Sto lat posługi

W sobotę 12 października najpierw w Sannikach, a potem w Mocarzewie uroczyście obchodzono okrągłą rocznicę przybycia do Mocarzewa sióstr ze Zgromadzenia Zmartwychwstania Pańskiego.

W Specjalnym Ośrodku Wychowawczym Zgromadzenia Sióstr Zmartwychwstania Pańskiego im. bł. Matki Celiny Borzęckiej w Mocarzewie odbyły się 12 października uroczystości z okazji 100. rocznicy przybycia sióstr do niewielkiej miejscowości w powiecie gostynińskim.

Uroczystości jubileuszowe rozpoczęły się Mszą św. w kościele św. Józefa w Sannikach. Eucharystii przewodniczył i homilię wygłosił biskup łowicki Wojciech Osial. Z hierarchą modlili się także biskup senior Andrzej F. Dziuba, kapłani, siostry zmartwychwstanki z Prowincji Poznańskiej i Warszawskiej, na czele z matką generalną s.
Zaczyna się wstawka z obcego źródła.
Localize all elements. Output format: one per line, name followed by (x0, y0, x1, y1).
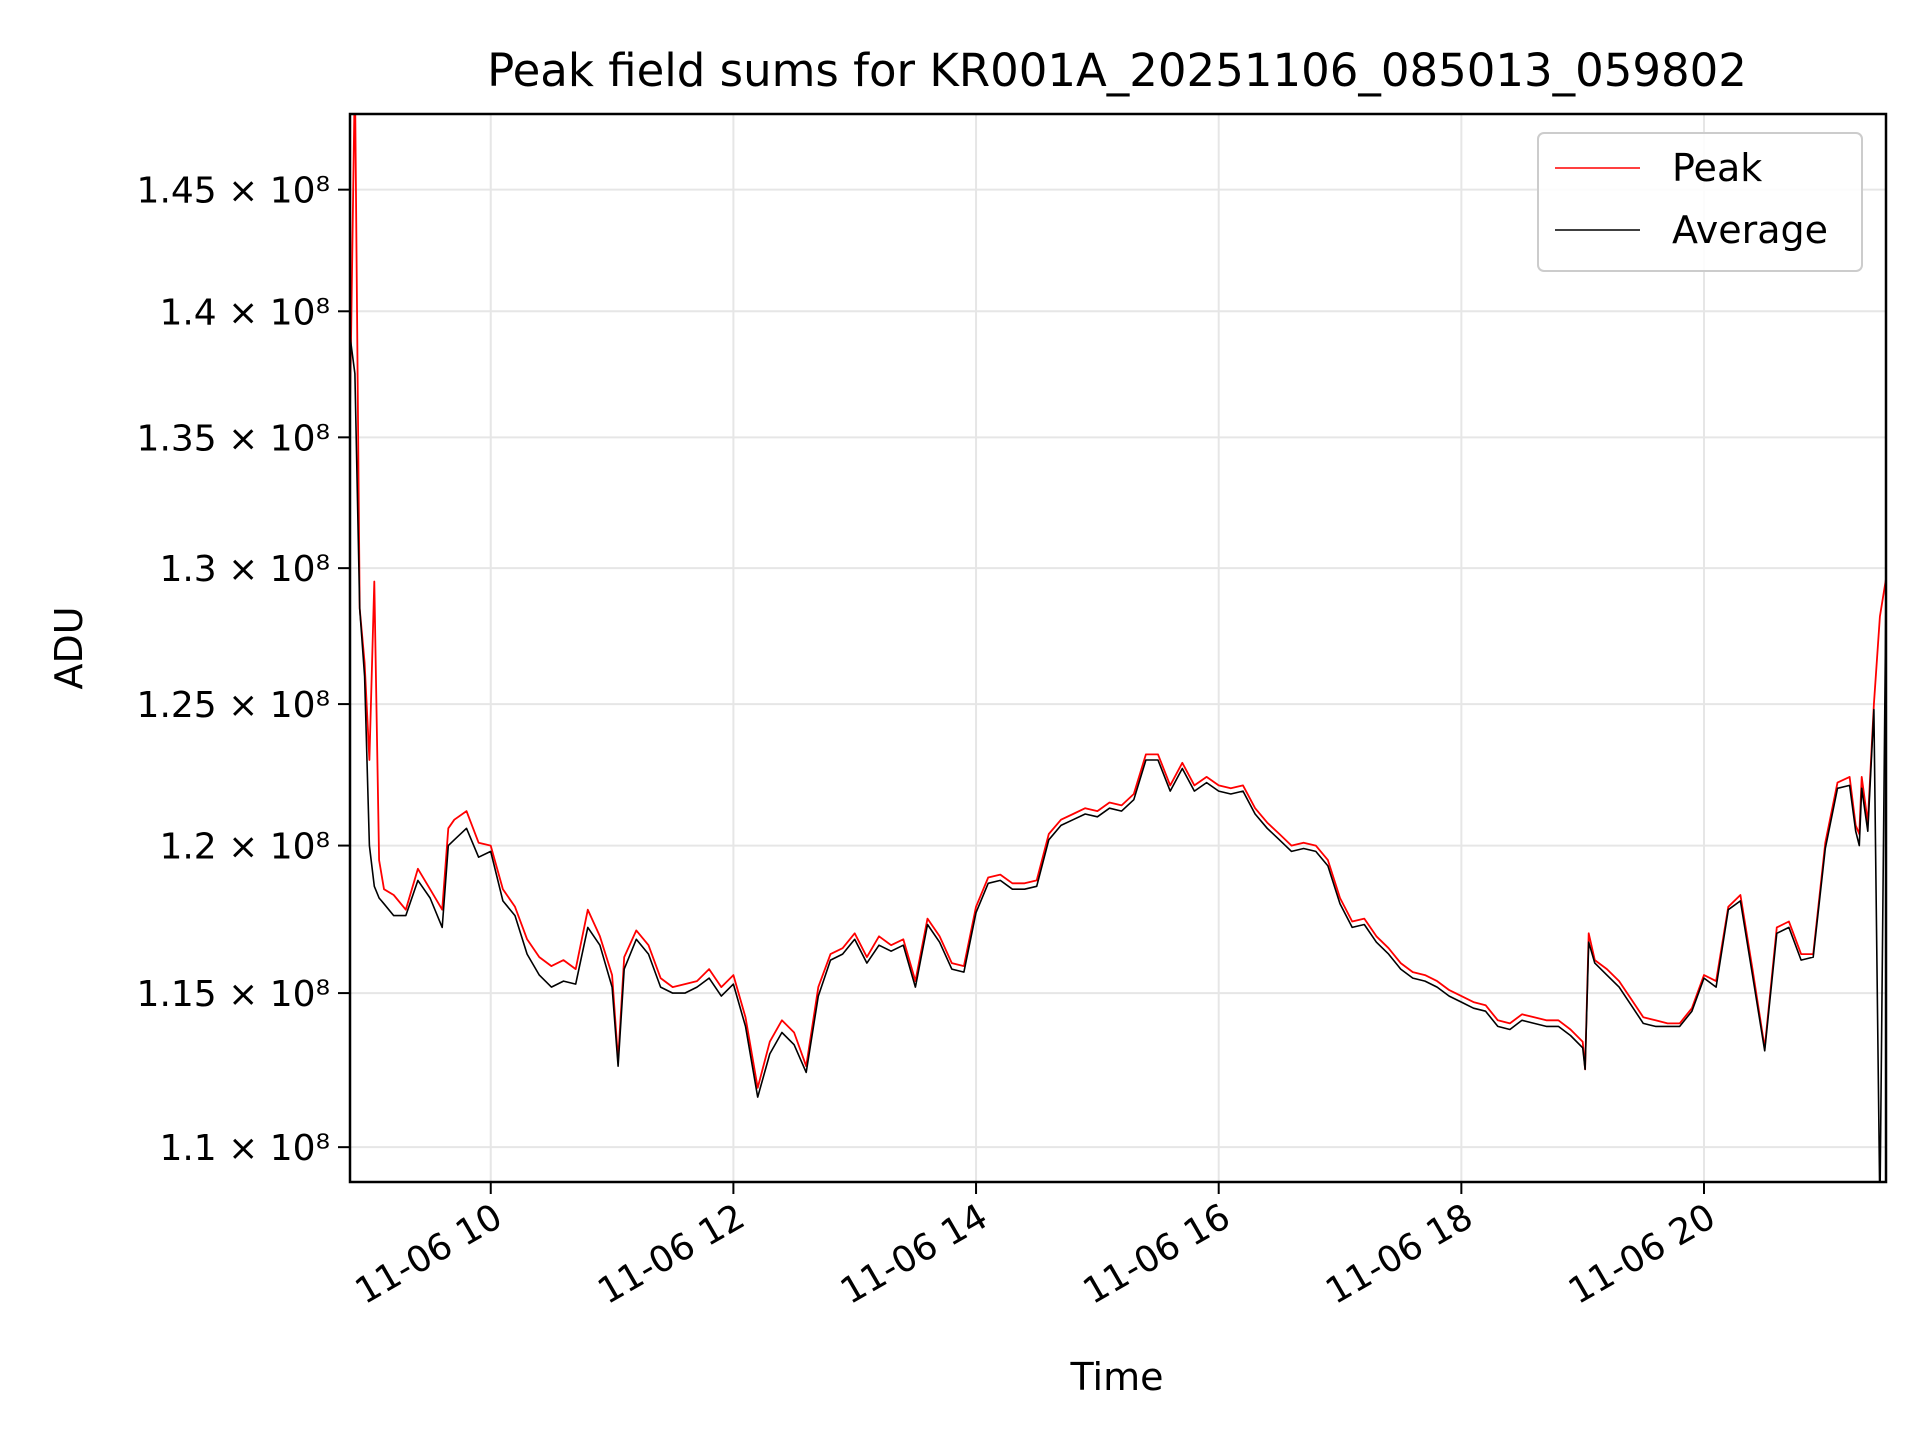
y-tick-label: 1.1 × 10⁸ (159, 1128, 330, 1169)
plot-frame (348, 112, 1888, 1184)
x-tick-label: 11-06 10 (349, 1196, 510, 1312)
x-tick-label: 11-06 12 (591, 1196, 752, 1312)
chart-title: Peak field sums for KR001A_20251106_0850… (487, 44, 1747, 97)
x-tick-label: 11-06 20 (1562, 1196, 1723, 1312)
series-line-peak (350, 114, 1886, 1089)
y-tick-label: 1.25 × 10⁸ (137, 685, 330, 726)
y-tick-label: 1.4 × 10⁸ (159, 292, 330, 333)
series-layer (350, 114, 1886, 1182)
y-tick-label: 1.15 × 10⁸ (137, 974, 330, 1015)
y-tick-label: 1.35 × 10⁸ (137, 418, 330, 459)
legend-label-peak: Peak (1672, 146, 1762, 190)
x-tick-label: 11-06 16 (1077, 1196, 1238, 1312)
x-tick-label: 11-06 14 (834, 1196, 995, 1312)
y-tick-label: 1.2 × 10⁸ (159, 827, 330, 868)
legend: Peak Average (1537, 132, 1863, 272)
y-axis-ticks: 1.1 × 10⁸ 1.15 × 10⁸ 1.2 × 10⁸ 1.25 × 10⁸ 1.… (137, 171, 350, 1169)
y-tick-label: 1.45 × 10⁸ (137, 171, 330, 212)
y-tick-label: 1.3 × 10⁸ (159, 549, 330, 590)
y-axis-label: ADU (47, 606, 91, 689)
series-line-average (350, 335, 1886, 1182)
legend-label-average: Average (1672, 208, 1828, 252)
x-tick-label: 11-06 18 (1319, 1196, 1480, 1312)
x-axis-label: Time (1070, 1355, 1164, 1399)
grid-lines (350, 114, 1886, 1182)
x-axis-ticks: 11-06 10 11-06 12 11-06 14 11-06 16 11-06 18… (349, 1182, 1723, 1313)
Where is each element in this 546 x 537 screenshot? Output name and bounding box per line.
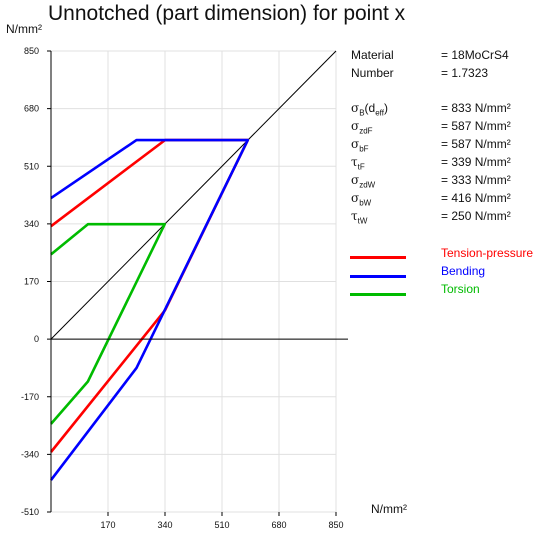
stress-value-1: = 587 N/mm² [441, 119, 511, 133]
legend-line-tension-pressure [350, 256, 406, 259]
stress-symbol-2: σbF [351, 137, 369, 154]
legend-label-bending: Bending [441, 264, 486, 278]
material-value: = 18MoCrS4 [441, 48, 509, 62]
chart-title: Unnotched (part dimension) for point x [48, 2, 406, 25]
material-label: Material [351, 48, 394, 62]
y-tick-label: 170 [24, 277, 39, 287]
x-tick-label: 680 [271, 520, 286, 530]
legend-label-torsion: Torsion [441, 282, 480, 296]
x-tick-label: 340 [157, 520, 172, 530]
stress-value-3: = 339 N/mm² [441, 155, 511, 169]
number-label: Number [351, 66, 394, 80]
y-tick-label: 850 [24, 46, 39, 56]
y-tick-label: -170 [21, 392, 39, 402]
number-value: = 1.7323 [441, 66, 489, 80]
x-axis-unit: N/mm² [371, 502, 407, 516]
legend-label-tension-pressure: Tension-pressure [441, 246, 534, 260]
stress-symbol-0: σB(deff) [351, 101, 388, 118]
y-tick-label: 0 [34, 334, 39, 344]
stress-symbol-4: σzdW [351, 173, 376, 190]
stress-symbol-3: τtF [351, 155, 365, 172]
stress-symbol-6: τtW [351, 209, 368, 226]
y-tick-label: 340 [24, 219, 39, 229]
x-tick-label: 850 [328, 520, 343, 530]
stress-value-0: = 833 N/mm² [441, 101, 511, 115]
stress-value-4: = 333 N/mm² [441, 173, 511, 187]
stress-value-6: = 250 N/mm² [441, 209, 511, 223]
y-axis-unit: N/mm² [6, 22, 42, 36]
reference-diagonal [50, 50, 337, 340]
stress-symbol-1: σzdF [351, 119, 373, 136]
stress-value-2: = 587 N/mm² [441, 137, 511, 151]
series-tension-pressure [49, 138, 250, 453]
series-bending [49, 138, 250, 481]
stress-symbol-5: σbW [351, 191, 372, 208]
x-tick-label: 510 [214, 520, 229, 530]
legend-line-bending [350, 275, 406, 278]
legend-line-torsion [350, 293, 406, 296]
y-tick-label: -340 [21, 449, 39, 459]
series-torsion [50, 222, 166, 425]
y-tick-label: 680 [24, 104, 39, 114]
x-tick-label: 170 [100, 520, 115, 530]
stress-value-5: = 416 N/mm² [441, 191, 511, 205]
y-tick-label: 510 [24, 161, 39, 171]
y-tick-label: -510 [21, 507, 39, 517]
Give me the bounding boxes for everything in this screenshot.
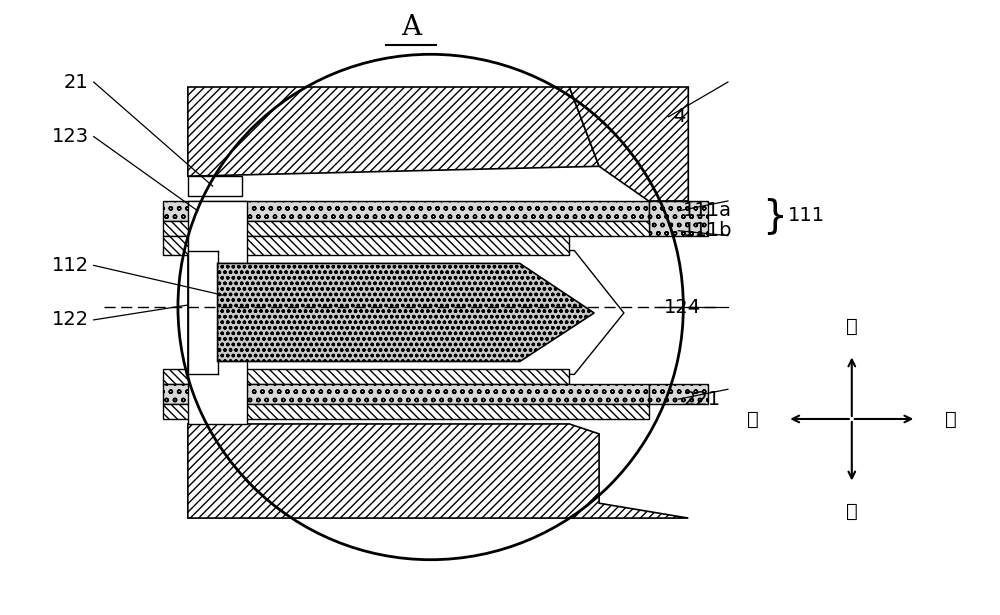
Text: 下: 下 [846, 502, 858, 521]
Text: 221: 221 [683, 390, 720, 408]
Text: 111a: 111a [683, 201, 732, 220]
Polygon shape [569, 87, 688, 201]
Bar [649, 384, 708, 404]
Text: A: A [401, 14, 421, 41]
Bar [163, 404, 649, 419]
Text: 124: 124 [664, 298, 701, 317]
Text: }: } [763, 197, 787, 235]
Bar [163, 384, 649, 404]
Polygon shape [188, 424, 688, 518]
Text: 左: 左 [747, 410, 759, 429]
Text: 123: 123 [52, 127, 89, 146]
Text: 右: 右 [945, 410, 957, 429]
Bar [163, 370, 569, 384]
Bar [188, 201, 247, 424]
Bar [188, 176, 242, 196]
Text: 上: 上 [846, 317, 858, 336]
Polygon shape [188, 87, 599, 176]
Bar [163, 221, 649, 236]
Text: 122: 122 [52, 311, 89, 330]
Text: 111: 111 [787, 207, 825, 225]
Bar [163, 201, 649, 221]
Polygon shape [218, 263, 594, 362]
Bar [163, 236, 569, 255]
Bar [188, 250, 213, 375]
Text: 4: 4 [673, 107, 686, 126]
Polygon shape [188, 250, 624, 375]
Text: 111b: 111b [683, 221, 733, 240]
Text: 112: 112 [52, 256, 89, 275]
Text: 21: 21 [64, 73, 89, 92]
Bar [649, 201, 708, 236]
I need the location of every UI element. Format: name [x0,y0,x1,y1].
Dorotą Zygmunt CR, a także podopieczni i osoby od lat zaprzyjaźnione ze zgromadzeniem i placówką.

Sto lat posługi

Sto lat posługi

Na progu homilii biskup ordynariusz zauważył, jak mocno zgromadzenie i jego dzieła wrosły w tę ziemię. - Gdy mówimy: Mocarzewo, pierwsze skojarzenie zawsze jest związane z siostrami zmartwychwstankami i dziećmi ze Specjalnego Ośrodka Wychowawczego - zauważył. Hierarcha pokrótce przybliżył długą historię obecności sióstr, ich system wychowawczy oparty na miłości i prawdzie, a także łączeniu życia z wiarą. - Dzięki ofiarnej pracy sióstr w szkołach uczą się dzieci z niepełnosprawnością intelektualną w stopniu lekkim, umiarkowanym, znacznym i głębokim. Uczą się też dzieci niepełnosprawne fizycznie, z porażeniem, bardzo chore, ale za to bardzo ukochane - dodał biskup.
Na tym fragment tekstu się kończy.